On November 10, 2016, the Georgetown Center for Business and Public Policy hosted a Georgetown on the Hill panel discussion in the Rayburn House Office Building on what the election results may mean for the future of U.S. trade. J. Robert Vastine, Senior Industry Fellow, served as moderator. Expert panelists included:

  • Wendy Cutler, Vice President and Managing Director of the Washington, D.C. Office, Asia Society Policy Institute;
  • Daniel Griswold, Senior Research Fellow and Co-Director of the Program on the American Economy and Globalization, Mercatus Center;
  • J. Bradford Jensen, Senior Policy Scholar, Georgetown Center for Business and Public Policy and McCrane/Shaker Chair in International Business, McDonough School of Business;
  • Doug Palmer, Senior Trade Reporter, Politico.

Panelists responded to the following prompts from Vastine:

  • What is the factual basis of this discussion?

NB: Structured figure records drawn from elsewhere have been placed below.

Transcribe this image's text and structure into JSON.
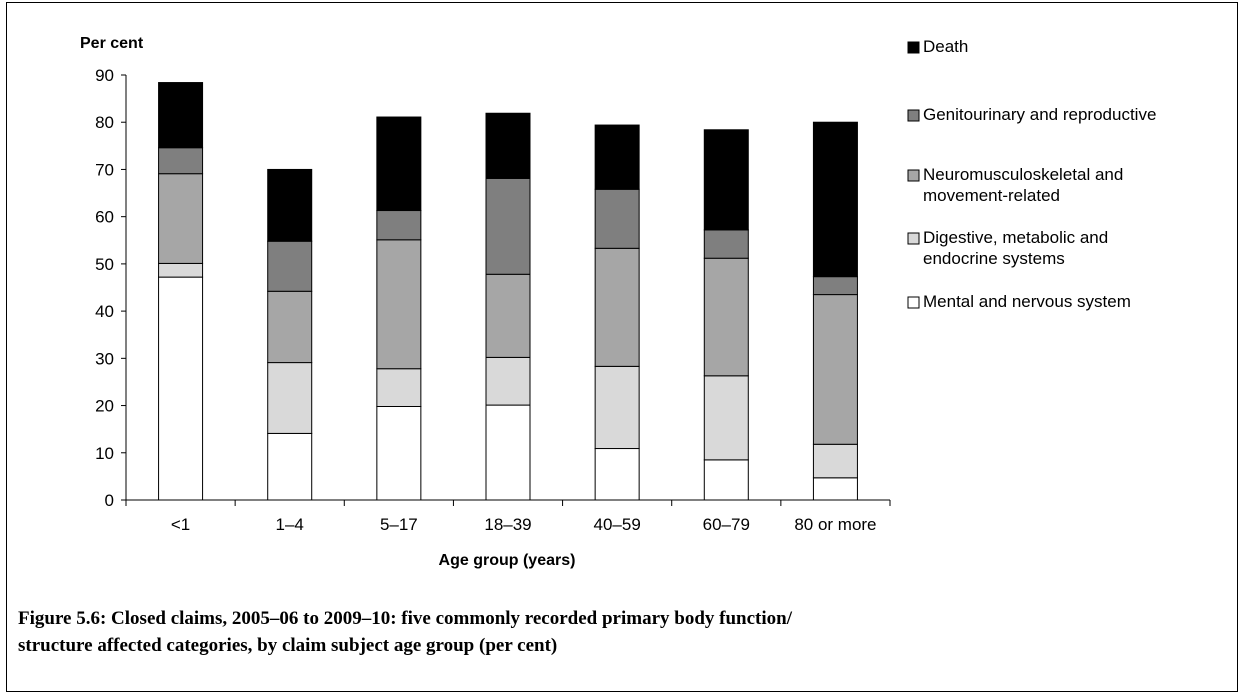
{
  "chart_data": {
    "type": "bar",
    "stacked": true,
    "ylabel": "Per cent",
    "xlabel": "Age group (years)",
    "ylim": [
      0,
      90
    ],
    "yticks": [
      0,
      10,
      20,
      30,
      40,
      50,
      60,
      70,
      80,
      90
    ],
    "categories": [
      "<1",
      "1–4",
      "5–17",
      "18–39",
      "40–59",
      "60–79",
      "80 or more"
    ],
    "series": [
      {
        "name": "Mental and nervous system",
        "color": "#ffffff",
        "values": [
          47.2,
          14.1,
          19.8,
          20.1,
          10.9,
          8.5,
          4.7
        ]
      },
      {
        "name": "Digestive, metabolic and endocrine systems",
        "color": "#d9d9d9",
        "values": [
          2.9,
          15.0,
          8.0,
          10.1,
          17.4,
          17.8,
          7.1
        ]
      },
      {
        "name": "Neuromusculoskeletal and movement-related",
        "color": "#a6a6a6",
        "values": [
          19.0,
          15.1,
          27.3,
          17.6,
          25.0,
          24.9,
          31.7
        ]
      },
      {
        "name": "Genitourinary and reproductive",
        "color": "#7f7f7f",
        "values": [
          5.5,
          10.6,
          6.2,
          20.3,
          12.5,
          6.0,
          3.8
        ]
      },
      {
        "name": "Death",
        "color": "#000000",
        "values": [
          13.8,
          15.2,
          19.8,
          13.8,
          13.6,
          21.2,
          32.7
        ]
      }
    ],
    "legend_order": [
      4,
      3,
      2,
      1,
      0
    ],
    "legend_lines": [
      [
        "Death"
      ],
      [
        "Genitourinary and reproductive"
      ],
      [
        "Neuromusculoskeletal and",
        "movement-related"
      ],
      [
        "Digestive, metabolic and",
        "endocrine systems"
      ],
      [
        "Mental and nervous system"
      ]
    ],
    "legend_position": "right",
    "grid": false
  },
  "caption": {
    "line1": "Figure 5.6: Closed claims, 2005–06 to 2009–10: five commonly recorded primary body function/",
    "line2": "structure affected categories, by claim subject age group (per cent)"
  }
}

What is the importance of trade to the U.S. economy and to the global economy? How important is trade to our wellbeing? What portion of unemployment is actually due to trade competition? Why is the public perception of trade that it is harmful? Why can’t we communicate better the facts? (4:31)
     
  • Adam Posen, president of the Peterson Institute for International Economics, commented, “The amount of dislocation for individuals in an advanced economy like the U.S. caused by this kind of trade agreement is significant for those individuals and their communities but limited in scale. . . All other trading democracies have done better by their workers on this score.” (11:25)
     
  • We’ve heard about the effects of trade on employment and the role of technology, is globalization as “evil” a word and should globalization be blamed for the technological shifts that we’ve encountered? Aren’t those who are so concerned about trade also concerned about damping globalization? (17:50)
     
  • Why isn’t the message getting through? There are a lot of people who think that it’s a good thing that we have globalization and technology and that job changes are constructive. But, overwhelmingly it seems, people don’t buy it. (19:19)
     
  • Turning the discussion to trade agreements, the centerpiece of which is clearly and obviously the Trans-Pascific Partnership (TPP). Comment on its prospects. What are the implications for the U.S. if the agreement doesn’t go forward? How would Asia react? Will our partners go ahead without us? What is the impact if the U.S. does not go forward on other negotiations underway (e.g., TTIP, TiSA, China BIT). (26:00)
     
  • NPR’s Mara Liasson stated, “There is no question that the U.S. is moving toward protectionism away from free trade.” Is there a silver lining? (37:40)
     


This seminar is part of the Georgetown Center for Business and Public Policy's Georgetown on the Hill series at which we convene policymakers, academics, and industry experts to discuss important economic policy issues of the day.